Stray Horn Records SHR001

Alex Clarke (alto & tenor saxophone); David Newton (piano); Dave Green (double bass); Clark Tracey (drums)
Recorded 4th May, 2022

Since releasing her debut album, Mirage, in 2018 and her performance in the final of the BBC Young Jazz Musician of the Year 2020, Alex Clarke has continued to build on her early achievements and in doing so has made remarkable progress.

With this her second album, she has continued to up her game and delivered a fully realised set of standards that is difficult to fault. It certainly doesn’t hurt to recruit a top flight rhythm section of David Newton, Dave Green and Clark Tracey, but you still have to deliver the goods and this the saxophonist does with splendid results.

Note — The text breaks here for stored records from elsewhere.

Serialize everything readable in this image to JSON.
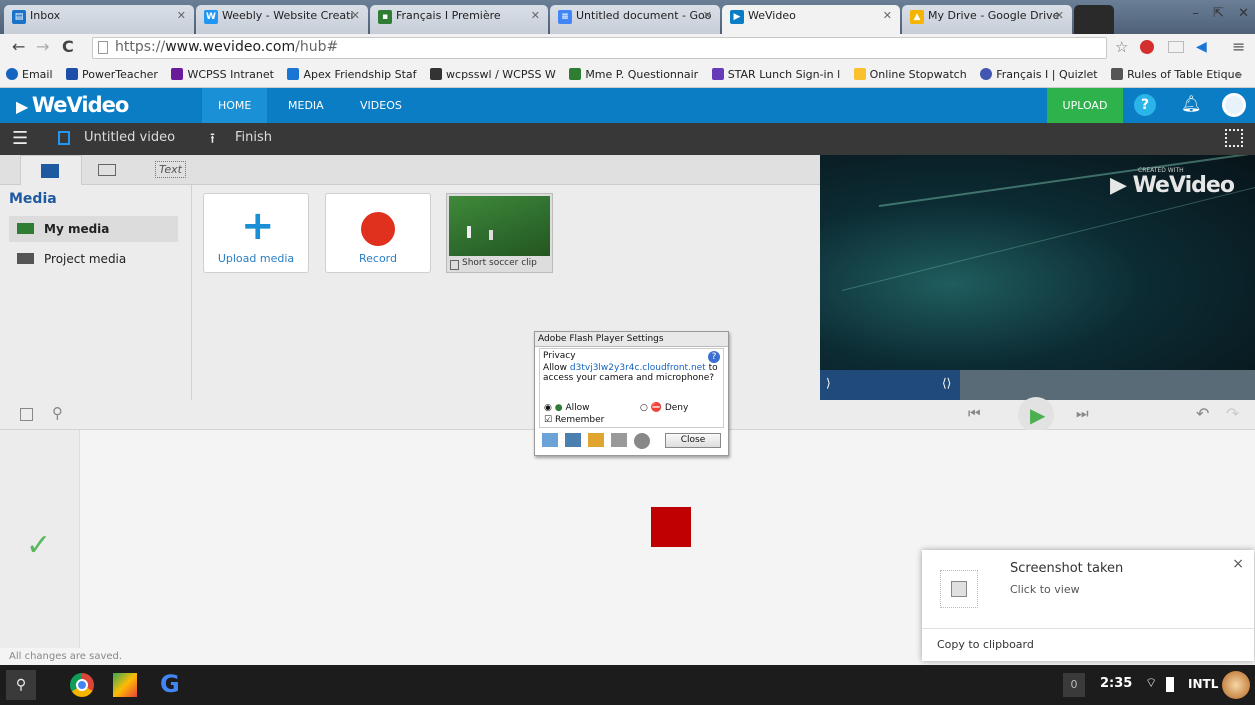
{
  "browser": {
    "tabs": [
      {
        "label": "Inbox",
        "icon": "inbox-icon",
        "color": "#1a73c8"
      },
      {
        "label": "Weebly - Website Creati",
        "icon": "weebly-icon",
        "color": "#2196f3"
      },
      {
        "label": "Français I Première",
        "icon": "classroom-icon",
        "color": "#2e7d32"
      },
      {
        "label": "Untitled document - Goo",
        "icon": "docs-icon",
        "color": "#4285f4"
      },
      {
        "label": "WeVideo",
        "icon": "wevideo-icon",
        "color": "#0a7dc5"
      },
      {
        "label": "My Drive - Google Drive",
        "icon": "drive-icon",
        "color": "#f4b400"
      }
    ],
    "url_prefix": "https://",
    "url_domain": "www.wevideo.com",
    "url_path": "/hub#",
    "bookmarks": [
      {
        "label": "Email"
      },
      {
        "label": "PowerTeacher"
      },
      {
        "label": "WCPSS Intranet"
      },
      {
        "label": "Apex Friendship Staf"
      },
      {
        "label": "wcpsswl / WCPSS W"
      },
      {
        "label": "Mme P. Questionnair"
      },
      {
        "label": "STAR Lunch Sign-in l"
      },
      {
        "label": "Online Stopwatch"
      },
      {
        "label": "Français I | Quizlet"
      },
      {
        "label": "Rules of Table Etique"
      }
    ],
    "overflow": "»"
  },
  "app": {
    "logo": "WeVideo",
    "nav": [
      "HOME",
      "MEDIA",
      "VIDEOS"
    ],
    "upload": "UPLOAD",
    "help": "?",
    "project_title": "Untitled video",
    "finish": "Finish"
  },
  "media": {
    "heading": "Media",
    "tab_text": "Text",
    "folders": [
      "My media",
      "Project media"
    ],
    "cards": [
      "Upload media",
      "Record"
    ],
    "clip_label": "Short soccer clip"
  },
  "preview": {
    "watermark_small": "CREATED WITH",
    "watermark": "WeVideo"
  },
  "flash": {
    "title": "Adobe Flash Player Settings",
    "section": "Privacy",
    "text_pre": "Allow",
    "domain": "d3tvj3lw2y3r4c.cloudfront.net",
    "text_post": "to access your camera and microphone?",
    "allow": "Allow",
    "deny": "Deny",
    "remember": "Remember",
    "close": "Close"
  },
  "status": "All changes are saved.",
  "notification": {
    "title": "Screenshot taken",
    "subtitle": "Click to view",
    "action": "Copy to clipboard",
    "close": "×"
  },
  "shelf": {
    "badge": "0",
    "time": "2:35",
    "ime": "INTL"
  }
}
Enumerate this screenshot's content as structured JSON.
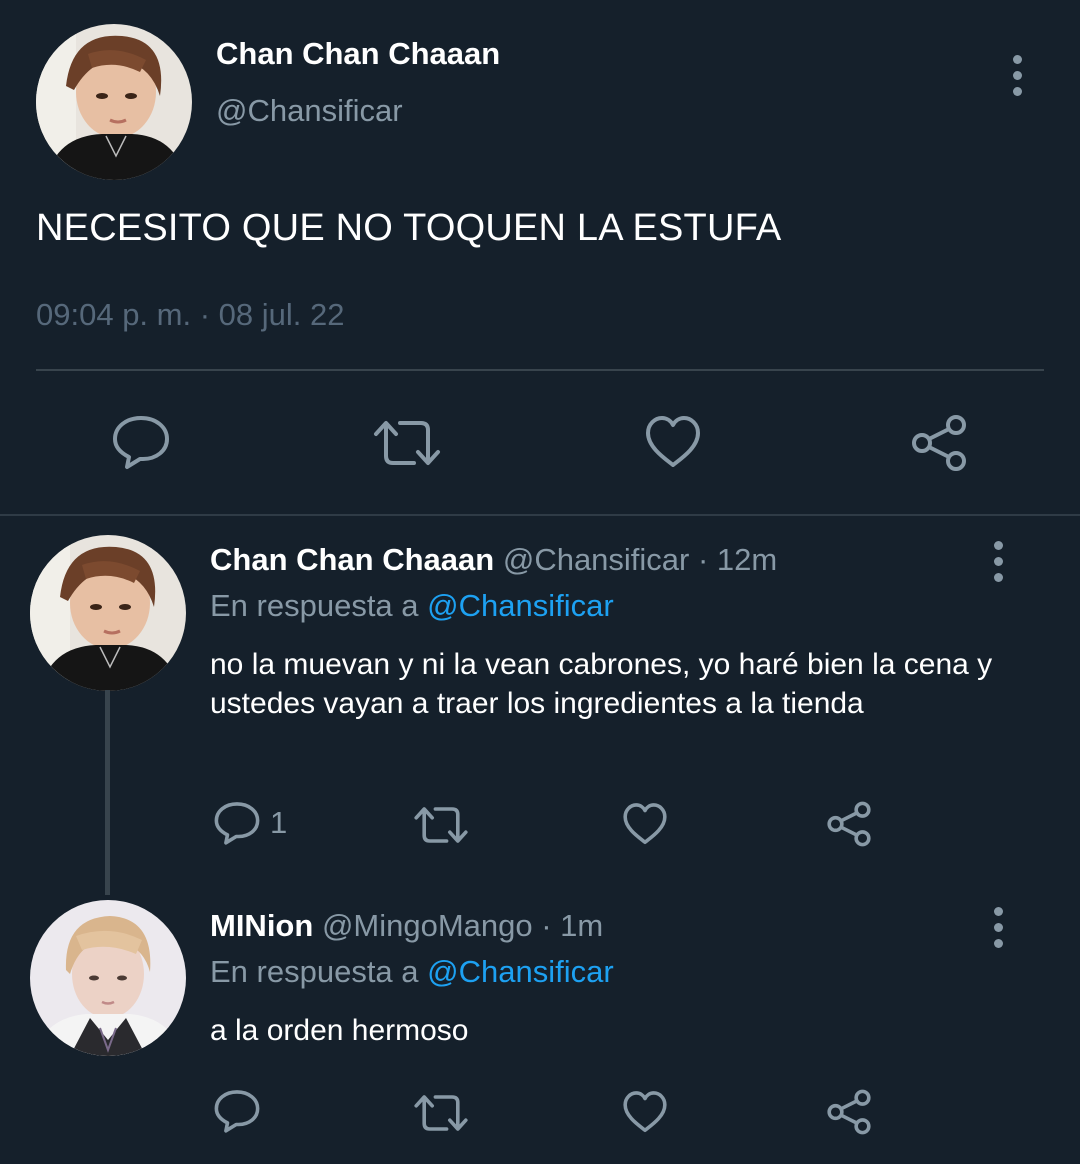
{
  "main_tweet": {
    "name": "Chan Chan Chaaan",
    "handle": "@Chansificar",
    "text": "NECESITO QUE NO TOQUEN LA ESTUFA",
    "timestamp": "09:04 p. m. · 08 jul. 22",
    "icons": [
      "reply-icon",
      "retweet-icon",
      "like-icon",
      "share-icon",
      "more-icon"
    ]
  },
  "replies": [
    {
      "name": "Chan Chan Chaaan",
      "meta": "@Chansificar · 12m",
      "reply_to_prefix": "En respuesta a",
      "reply_to_mention": "@Chansificar",
      "text": "no la muevan y ni la vean cabrones, yo haré bien la cena y ustedes vayan a traer los ingredientes a la tienda",
      "reply_count": "1"
    },
    {
      "name": "MINion",
      "meta": "@MingoMango · 1m",
      "reply_to_prefix": "En respuesta a",
      "reply_to_mention": "@Chansificar",
      "text": "a la orden hermoso",
      "reply_count": ""
    }
  ],
  "colors": {
    "background": "#15202b",
    "secondary_text": "#8899a6",
    "accent": "#1da1f2",
    "divider": "#38444d"
  }
}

Playing both alto and tenor saxophones there is little to choose between either horn, and while she is happy to name Phil Woods, Cannonball Adderley and Scott Hamilton among her influences she sounds like none of them, instead bringing her own sound and feel for the material.

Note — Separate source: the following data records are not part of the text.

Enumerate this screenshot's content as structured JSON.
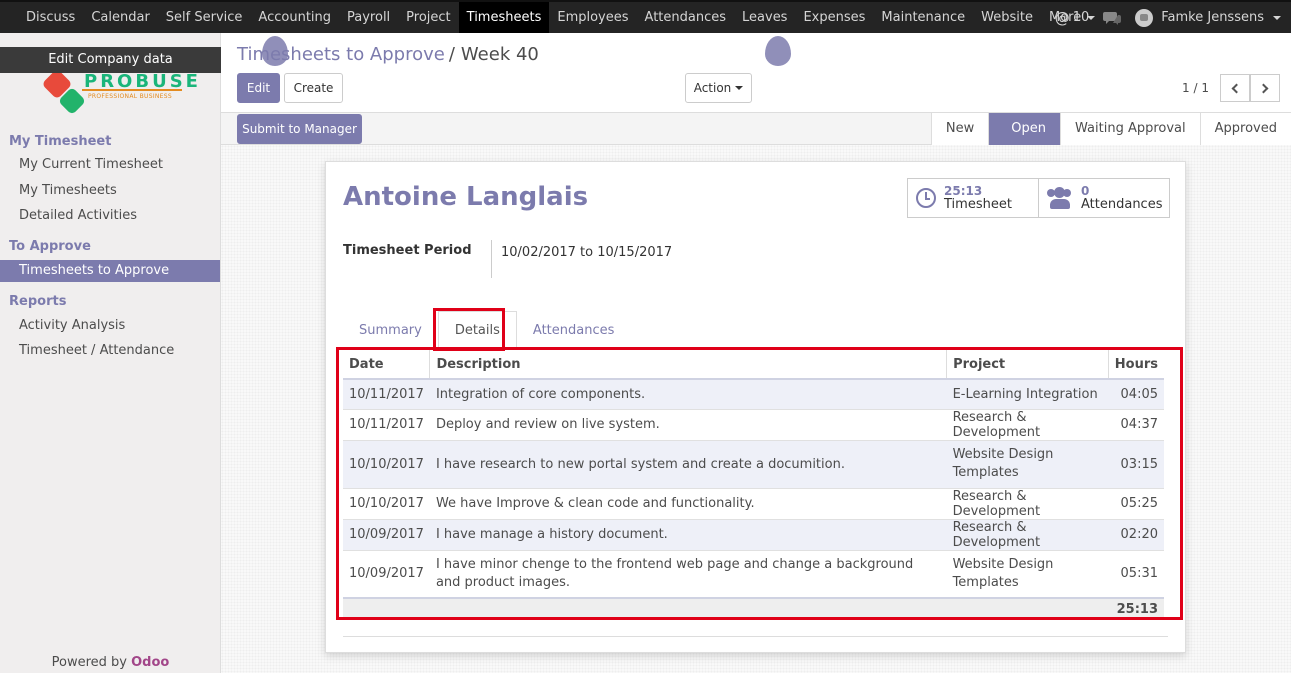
{
  "topbar": {
    "menu": [
      "Discuss",
      "Calendar",
      "Self Service",
      "Accounting",
      "Payroll",
      "Project",
      "Timesheets",
      "Employees",
      "Attendances",
      "Leaves",
      "Expenses",
      "Maintenance",
      "Website",
      "More"
    ],
    "active": "Timesheets",
    "mentions_count": "10",
    "user_name": "Famke Jenssens"
  },
  "sidebar": {
    "tooltip": "Edit Company data",
    "logo_title": "PROBUSE",
    "logo_tagline": "PROFESSIONAL BUSINESS",
    "sections": [
      {
        "title": "My Timesheet",
        "items": [
          "My Current Timesheet",
          "My Timesheets",
          "Detailed Activities"
        ]
      },
      {
        "title": "To Approve",
        "items": [
          "Timesheets to Approve"
        ]
      },
      {
        "title": "Reports",
        "items": [
          "Activity Analysis",
          "Timesheet / Attendance"
        ]
      }
    ],
    "active_item": "Timesheets to Approve",
    "powered_by": "Powered by",
    "powered_brand": "Odoo"
  },
  "control": {
    "breadcrumb_parent": "Timesheets to Approve",
    "breadcrumb_current": "Week 40",
    "edit_label": "Edit",
    "create_label": "Create",
    "action_label": "Action",
    "pager": "1 / 1"
  },
  "statusbar": {
    "submit_label": "Submit to Manager",
    "steps": [
      "New",
      "Open",
      "Waiting Approval",
      "Approved"
    ],
    "active_step": "Open"
  },
  "form": {
    "employee": "Antoine Langlais",
    "smart_buttons": [
      {
        "value": "25:13",
        "label": "Timesheet",
        "icon": "clock-icon"
      },
      {
        "value": "0",
        "label": "Attendances",
        "icon": "users-icon"
      }
    ],
    "period_label": "Timesheet Period",
    "period_value": "10/02/2017 to 10/15/2017",
    "tabs": [
      "Summary",
      "Details",
      "Attendances"
    ],
    "active_tab": "Details",
    "table": {
      "headers": [
        "Date",
        "Description",
        "Project",
        "Hours"
      ],
      "rows": [
        {
          "date": "10/11/2017",
          "description": "Integration of core components.",
          "project": "E-Learning Integration",
          "hours": "04:05"
        },
        {
          "date": "10/11/2017",
          "description": "Deploy and review on live system.",
          "project": "Research & Development",
          "hours": "04:37"
        },
        {
          "date": "10/10/2017",
          "description": "I have research to new portal system and create a documition.",
          "project": "Website Design Templates",
          "hours": "03:15"
        },
        {
          "date": "10/10/2017",
          "description": "We have Improve & clean code and functionality.",
          "project": "Research & Development",
          "hours": "05:25"
        },
        {
          "date": "10/09/2017",
          "description": "I have manage a history document.",
          "project": "Research & Development",
          "hours": "02:20"
        },
        {
          "date": "10/09/2017",
          "description": "I have minor chenge to the frontend web page and change a background and product images.",
          "project": "Website Design Templates",
          "hours": "05:31"
        }
      ],
      "total": "25:13"
    }
  },
  "colors": {
    "accent": "#7c7bad",
    "highlight": "#e00018",
    "topbar": "#242424"
  }
}
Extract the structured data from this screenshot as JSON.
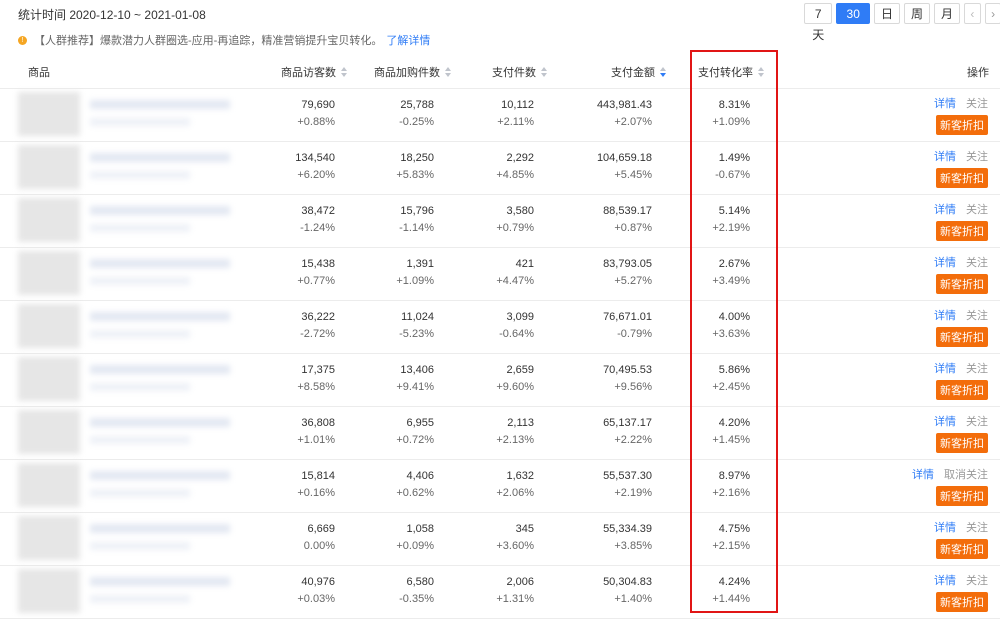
{
  "stat_time": "统计时间 2020-12-10 ~ 2021-01-08",
  "range_buttons": [
    "7天",
    "30天",
    "日",
    "周",
    "月"
  ],
  "active_range": "30天",
  "notice": {
    "text": "【人群推荐】爆款潜力人群圈选-应用-再追踪，精准营销提升宝贝转化。",
    "link": "了解详情"
  },
  "columns": {
    "product": "商品",
    "visitors": "商品访客数",
    "cart": "商品加购件数",
    "pay_qty": "支付件数",
    "pay_amount": "支付金额",
    "conversion": "支付转化率",
    "actions": "操作"
  },
  "rows": [
    {
      "visitors": "79,690",
      "visitors_d": "+0.88%",
      "cart": "25,788",
      "cart_d": "-0.25%",
      "pay_qty": "10,112",
      "pay_qty_d": "+2.11%",
      "amount": "443,981.43",
      "amount_d": "+2.07%",
      "conv": "8.31%",
      "conv_d": "+1.09%",
      "detail": "详情",
      "follow": "关注",
      "promo": "新客折扣"
    },
    {
      "visitors": "134,540",
      "visitors_d": "+6.20%",
      "cart": "18,250",
      "cart_d": "+5.83%",
      "pay_qty": "2,292",
      "pay_qty_d": "+4.85%",
      "amount": "104,659.18",
      "amount_d": "+5.45%",
      "conv": "1.49%",
      "conv_d": "-0.67%",
      "detail": "详情",
      "follow": "关注",
      "promo": "新客折扣"
    },
    {
      "visitors": "38,472",
      "visitors_d": "-1.24%",
      "cart": "15,796",
      "cart_d": "-1.14%",
      "pay_qty": "3,580",
      "pay_qty_d": "+0.79%",
      "amount": "88,539.17",
      "amount_d": "+0.87%",
      "conv": "5.14%",
      "conv_d": "+2.19%",
      "detail": "详情",
      "follow": "关注",
      "promo": "新客折扣"
    },
    {
      "visitors": "15,438",
      "visitors_d": "+0.77%",
      "cart": "1,391",
      "cart_d": "+1.09%",
      "pay_qty": "421",
      "pay_qty_d": "+4.47%",
      "amount": "83,793.05",
      "amount_d": "+5.27%",
      "conv": "2.67%",
      "conv_d": "+3.49%",
      "detail": "详情",
      "follow": "关注",
      "promo": "新客折扣"
    },
    {
      "visitors": "36,222",
      "visitors_d": "-2.72%",
      "cart": "11,024",
      "cart_d": "-5.23%",
      "pay_qty": "3,099",
      "pay_qty_d": "-0.64%",
      "amount": "76,671.01",
      "amount_d": "-0.79%",
      "conv": "4.00%",
      "conv_d": "+3.63%",
      "detail": "详情",
      "follow": "关注",
      "promo": "新客折扣"
    },
    {
      "visitors": "17,375",
      "visitors_d": "+8.58%",
      "cart": "13,406",
      "cart_d": "+9.41%",
      "pay_qty": "2,659",
      "pay_qty_d": "+9.60%",
      "amount": "70,495.53",
      "amount_d": "+9.56%",
      "conv": "5.86%",
      "conv_d": "+2.45%",
      "detail": "详情",
      "follow": "关注",
      "promo": "新客折扣"
    },
    {
      "visitors": "36,808",
      "visitors_d": "+1.01%",
      "cart": "6,955",
      "cart_d": "+0.72%",
      "pay_qty": "2,113",
      "pay_qty_d": "+2.13%",
      "amount": "65,137.17",
      "amount_d": "+2.22%",
      "conv": "4.20%",
      "conv_d": "+1.45%",
      "detail": "详情",
      "follow": "关注",
      "promo": "新客折扣"
    },
    {
      "visitors": "15,814",
      "visitors_d": "+0.16%",
      "cart": "4,406",
      "cart_d": "+0.62%",
      "pay_qty": "1,632",
      "pay_qty_d": "+2.06%",
      "amount": "55,537.30",
      "amount_d": "+2.19%",
      "conv": "8.97%",
      "conv_d": "+2.16%",
      "detail": "详情",
      "follow": "取消关注",
      "promo": "新客折扣"
    },
    {
      "visitors": "6,669",
      "visitors_d": "0.00%",
      "cart": "1,058",
      "cart_d": "+0.09%",
      "pay_qty": "345",
      "pay_qty_d": "+3.60%",
      "amount": "55,334.39",
      "amount_d": "+3.85%",
      "conv": "4.75%",
      "conv_d": "+2.15%",
      "detail": "详情",
      "follow": "关注",
      "promo": "新客折扣"
    },
    {
      "visitors": "40,976",
      "visitors_d": "+0.03%",
      "cart": "6,580",
      "cart_d": "-0.35%",
      "pay_qty": "2,006",
      "pay_qty_d": "+1.31%",
      "amount": "50,304.83",
      "amount_d": "+1.40%",
      "conv": "4.24%",
      "conv_d": "+1.44%",
      "detail": "详情",
      "follow": "关注",
      "promo": "新客折扣"
    }
  ],
  "colors": {
    "accent": "#2f7cf6",
    "promo": "#f36d0b",
    "highlight_box": "#e11515"
  }
}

After a lovely piano introduction from Newton, Alex romps through ‘Bye Bye Baby’ with a strong and full alto sound, and a solo that is swinging, melodic and refreshingly cliche free.

This is immediately followed by Billy Strayhorn’s lovely ‘Ballad For Very Tired And Sad Lotus Eaters’ on tenor. Played with a big round sound, her tone on the larger horn grabs the attention and leaves the listener captivated by every phrase and nuance as she states the melody. There is a majestic quality to her phrasing on the ballad that is quite arresting, and one that Alex is able to transfer to quicker tempos too, as can be heard with her confident swagger on Erroll Garner’s ‘Shake It But Don’t Break It’.

Her phrasing positively sings on ‘Where Or When’ which also features an ebullient solo from Newton, and Alex pays a fitting acknowledgement to Phil Woods on ‘Brazilian Affair’ with some top draw alto playing.

In a set of predominantly standards, Alex has the confidence to sneak in a couple of her own compositions that don’t sound out of place at all in such esteemed company.

Sitting comfortably in there is a swinging ‘Beetroots Burn’ that have the rhythm section digging right in, and the lovely title track, ‘Only A Year’. A beautiful melody, simply played with a lovely full tone on alto by Alex and a gently swinging and lyrical solo from David Newton. Taking up the baton from the pianist, Alex spins out her own delightful and assured solo on what is rapidly becoming one of my favourite pieces on the album.

All in all, this is superb outing from a young musician who has absorbed enough of the tradition to have paid her dues, and yet feels confident about being able to stand up and bring her own personality to the music.

The rhythm section keeps things tight, yet have enough combined experience to allow the saxophonist plenty of space, and as such the music comes across as being more than simply the sum of its parts.

Special mention should also go to the fifth member, engineer Andrew Cleyndert who does an excellent job of capturing the sound and assisting in making this the quality album it is.